Examples of State Laws
Each state’s law is different. In California, for example, parental leave is time that parents are able to take away from their jobs to bond with a new baby or child. Maternity leave includes both parental leave and pregnancy disability leave, while paternity leave is simply the parental leave. As of January 1, 2018, California's New Parent Leave Act went into effect and requires employers with at least 20 employees to give eligible employees a minimum of 12 weeks of unpaid, job-protected leave in order to connect with a new child. The leave must be used within a year of a new child's birth, foster care placement, or adoption. On top of the 12 weeks of parental leave, pregnant mothers also have up to 4 months of job-protected pregnancy disability leave prior to the parental leave.

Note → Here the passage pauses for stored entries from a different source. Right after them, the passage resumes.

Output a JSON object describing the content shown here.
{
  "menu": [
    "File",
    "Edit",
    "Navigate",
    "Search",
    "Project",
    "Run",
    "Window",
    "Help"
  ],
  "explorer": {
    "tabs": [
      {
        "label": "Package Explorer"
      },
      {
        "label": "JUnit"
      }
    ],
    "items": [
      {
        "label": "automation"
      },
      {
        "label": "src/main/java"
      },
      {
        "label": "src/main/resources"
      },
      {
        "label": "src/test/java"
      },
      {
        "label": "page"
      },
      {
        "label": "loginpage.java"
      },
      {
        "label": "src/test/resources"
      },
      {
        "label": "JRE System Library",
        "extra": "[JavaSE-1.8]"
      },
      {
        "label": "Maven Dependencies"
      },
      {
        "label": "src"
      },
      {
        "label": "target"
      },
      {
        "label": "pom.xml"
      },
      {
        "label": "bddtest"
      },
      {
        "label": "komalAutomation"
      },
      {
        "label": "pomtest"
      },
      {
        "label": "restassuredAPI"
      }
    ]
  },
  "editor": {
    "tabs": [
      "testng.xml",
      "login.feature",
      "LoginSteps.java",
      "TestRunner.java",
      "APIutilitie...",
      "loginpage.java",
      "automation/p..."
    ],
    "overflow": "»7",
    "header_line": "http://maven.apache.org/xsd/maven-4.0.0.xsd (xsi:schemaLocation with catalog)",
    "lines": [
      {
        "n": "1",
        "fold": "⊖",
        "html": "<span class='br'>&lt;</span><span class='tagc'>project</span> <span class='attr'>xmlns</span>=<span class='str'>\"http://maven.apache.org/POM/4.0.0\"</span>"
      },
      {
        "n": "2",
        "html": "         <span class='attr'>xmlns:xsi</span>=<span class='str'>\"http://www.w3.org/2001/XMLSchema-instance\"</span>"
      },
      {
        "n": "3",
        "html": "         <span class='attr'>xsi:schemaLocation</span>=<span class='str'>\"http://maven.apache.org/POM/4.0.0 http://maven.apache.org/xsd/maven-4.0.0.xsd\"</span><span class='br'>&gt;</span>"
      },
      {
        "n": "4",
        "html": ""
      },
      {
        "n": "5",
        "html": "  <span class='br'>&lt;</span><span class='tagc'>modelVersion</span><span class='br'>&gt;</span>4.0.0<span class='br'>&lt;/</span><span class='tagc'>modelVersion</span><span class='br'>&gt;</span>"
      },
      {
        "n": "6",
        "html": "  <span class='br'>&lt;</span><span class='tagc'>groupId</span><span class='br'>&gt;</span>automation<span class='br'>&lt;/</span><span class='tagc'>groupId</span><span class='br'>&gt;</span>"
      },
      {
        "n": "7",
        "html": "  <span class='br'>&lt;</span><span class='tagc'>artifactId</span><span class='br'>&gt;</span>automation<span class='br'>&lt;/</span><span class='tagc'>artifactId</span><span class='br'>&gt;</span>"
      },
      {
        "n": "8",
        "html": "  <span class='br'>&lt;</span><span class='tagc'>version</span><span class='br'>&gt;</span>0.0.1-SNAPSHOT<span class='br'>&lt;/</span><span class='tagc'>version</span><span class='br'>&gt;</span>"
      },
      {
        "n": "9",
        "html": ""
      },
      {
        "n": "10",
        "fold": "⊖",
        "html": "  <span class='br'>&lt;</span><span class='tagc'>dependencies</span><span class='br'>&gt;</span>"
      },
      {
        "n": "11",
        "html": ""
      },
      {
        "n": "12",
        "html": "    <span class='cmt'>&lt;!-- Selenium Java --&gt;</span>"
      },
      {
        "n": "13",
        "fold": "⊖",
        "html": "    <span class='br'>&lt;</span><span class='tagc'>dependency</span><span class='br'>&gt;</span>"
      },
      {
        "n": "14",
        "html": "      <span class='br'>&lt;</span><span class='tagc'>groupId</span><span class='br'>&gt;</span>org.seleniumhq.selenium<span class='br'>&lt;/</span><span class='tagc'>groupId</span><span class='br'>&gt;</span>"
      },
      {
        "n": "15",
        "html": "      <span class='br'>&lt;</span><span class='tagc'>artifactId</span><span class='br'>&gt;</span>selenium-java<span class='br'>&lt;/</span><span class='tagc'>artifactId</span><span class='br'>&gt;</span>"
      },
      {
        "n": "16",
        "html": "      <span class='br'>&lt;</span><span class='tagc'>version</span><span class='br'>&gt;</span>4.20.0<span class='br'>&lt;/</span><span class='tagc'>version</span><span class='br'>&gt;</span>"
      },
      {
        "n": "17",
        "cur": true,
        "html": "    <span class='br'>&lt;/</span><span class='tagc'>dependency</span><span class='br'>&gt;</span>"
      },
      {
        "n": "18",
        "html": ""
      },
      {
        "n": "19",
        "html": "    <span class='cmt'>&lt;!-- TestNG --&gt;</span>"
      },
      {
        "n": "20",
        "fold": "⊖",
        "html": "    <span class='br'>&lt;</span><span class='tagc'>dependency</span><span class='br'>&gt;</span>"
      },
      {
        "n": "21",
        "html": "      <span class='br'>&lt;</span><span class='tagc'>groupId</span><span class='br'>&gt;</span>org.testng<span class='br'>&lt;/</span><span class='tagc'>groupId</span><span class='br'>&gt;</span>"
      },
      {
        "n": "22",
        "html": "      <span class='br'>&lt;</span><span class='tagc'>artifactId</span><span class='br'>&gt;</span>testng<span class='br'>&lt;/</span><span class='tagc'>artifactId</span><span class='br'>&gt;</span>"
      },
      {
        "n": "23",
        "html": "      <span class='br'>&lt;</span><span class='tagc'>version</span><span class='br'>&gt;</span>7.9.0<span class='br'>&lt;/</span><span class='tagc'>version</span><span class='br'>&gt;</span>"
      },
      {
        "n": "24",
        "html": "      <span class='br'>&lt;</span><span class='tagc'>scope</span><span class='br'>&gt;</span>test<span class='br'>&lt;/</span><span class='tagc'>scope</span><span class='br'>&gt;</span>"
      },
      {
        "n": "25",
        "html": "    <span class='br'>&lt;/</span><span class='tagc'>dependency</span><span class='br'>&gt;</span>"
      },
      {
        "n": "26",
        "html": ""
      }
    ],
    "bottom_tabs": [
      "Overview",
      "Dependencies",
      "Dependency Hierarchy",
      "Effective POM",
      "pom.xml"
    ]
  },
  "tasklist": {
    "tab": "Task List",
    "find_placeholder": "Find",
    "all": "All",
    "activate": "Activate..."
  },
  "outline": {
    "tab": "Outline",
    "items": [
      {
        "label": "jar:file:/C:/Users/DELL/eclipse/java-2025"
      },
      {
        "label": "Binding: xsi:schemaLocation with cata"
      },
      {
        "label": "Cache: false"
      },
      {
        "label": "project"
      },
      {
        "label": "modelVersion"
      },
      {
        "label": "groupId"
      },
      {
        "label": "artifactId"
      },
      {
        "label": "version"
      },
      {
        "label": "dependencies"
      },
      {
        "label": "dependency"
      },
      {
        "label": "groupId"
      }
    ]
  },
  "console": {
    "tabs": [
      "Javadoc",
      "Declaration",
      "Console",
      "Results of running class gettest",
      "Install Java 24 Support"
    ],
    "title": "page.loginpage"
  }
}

For another example, in New York, there is a Paid Family Leave Law, which allows a worker to have some wages or salary replaced by the state if they are having a baby, or based on other medical reasons or to help family members when someone in the family is in active military service. This leave is job-protected and paid time off. Full-time employees who work at least 20 hours each week are eligible to take this leave after 26 consecutive weeks of employment. Part-time employees who work less than 20 hours each week are eligible for leave after working 175 non-consecutive days.
Working While Pregnant
Many states have passed laws requiring employers to provide reasonable accommodations to pregnant employees.
Family and Medical Leave Act
Across the country, eligible employees who work for employers that have at least 50 employees can take a maximum of 12 weeks of unpaid leave to bond with a new child, as long as various conditions under the federal Family and Medical Leave Act (FMLA) are met. Both new mothers and new fathers can take leave, and neither is favored over the other. Employers are forbidden from discriminating based on the gender of the parent with regard to this leave. Your employer is not allowed to shorten your FMLA leave or fire you for taking the leave because you are taking paternity leave rather than maternity leave.
An employee who gives an employer enough information to make it clear that the employee is in a situation that calls for FMLA leave is supposed to be told that they are entitled to FMLA leave if they are. An employer that fails to inform you of your rights and duties under the FMLA may have committed an FMLA violation. An employer that requires you to provide too much notice to take your FMLA leave also may be violating the FMLA.
Protection Under Multiple Parental Leave Laws
Some states have a counterpart to the FMLA. In California, for example, there is a California Family Rights Act that provides many of the same rights as does the FMLA. However, the New Parent Leave Act provides protection to employees of smaller employers. If a California employee who is a new father is eligible to take leave under at least two of the parental leave laws, he needs to take the leave concurrently, such that the total amount of paternity leave is 12 workweeks.
Paternity Leave for Dads
Under Title VII of the Civil Rights Act, an employer cannot deny a male employee the same options they grant to a woman to care for a child.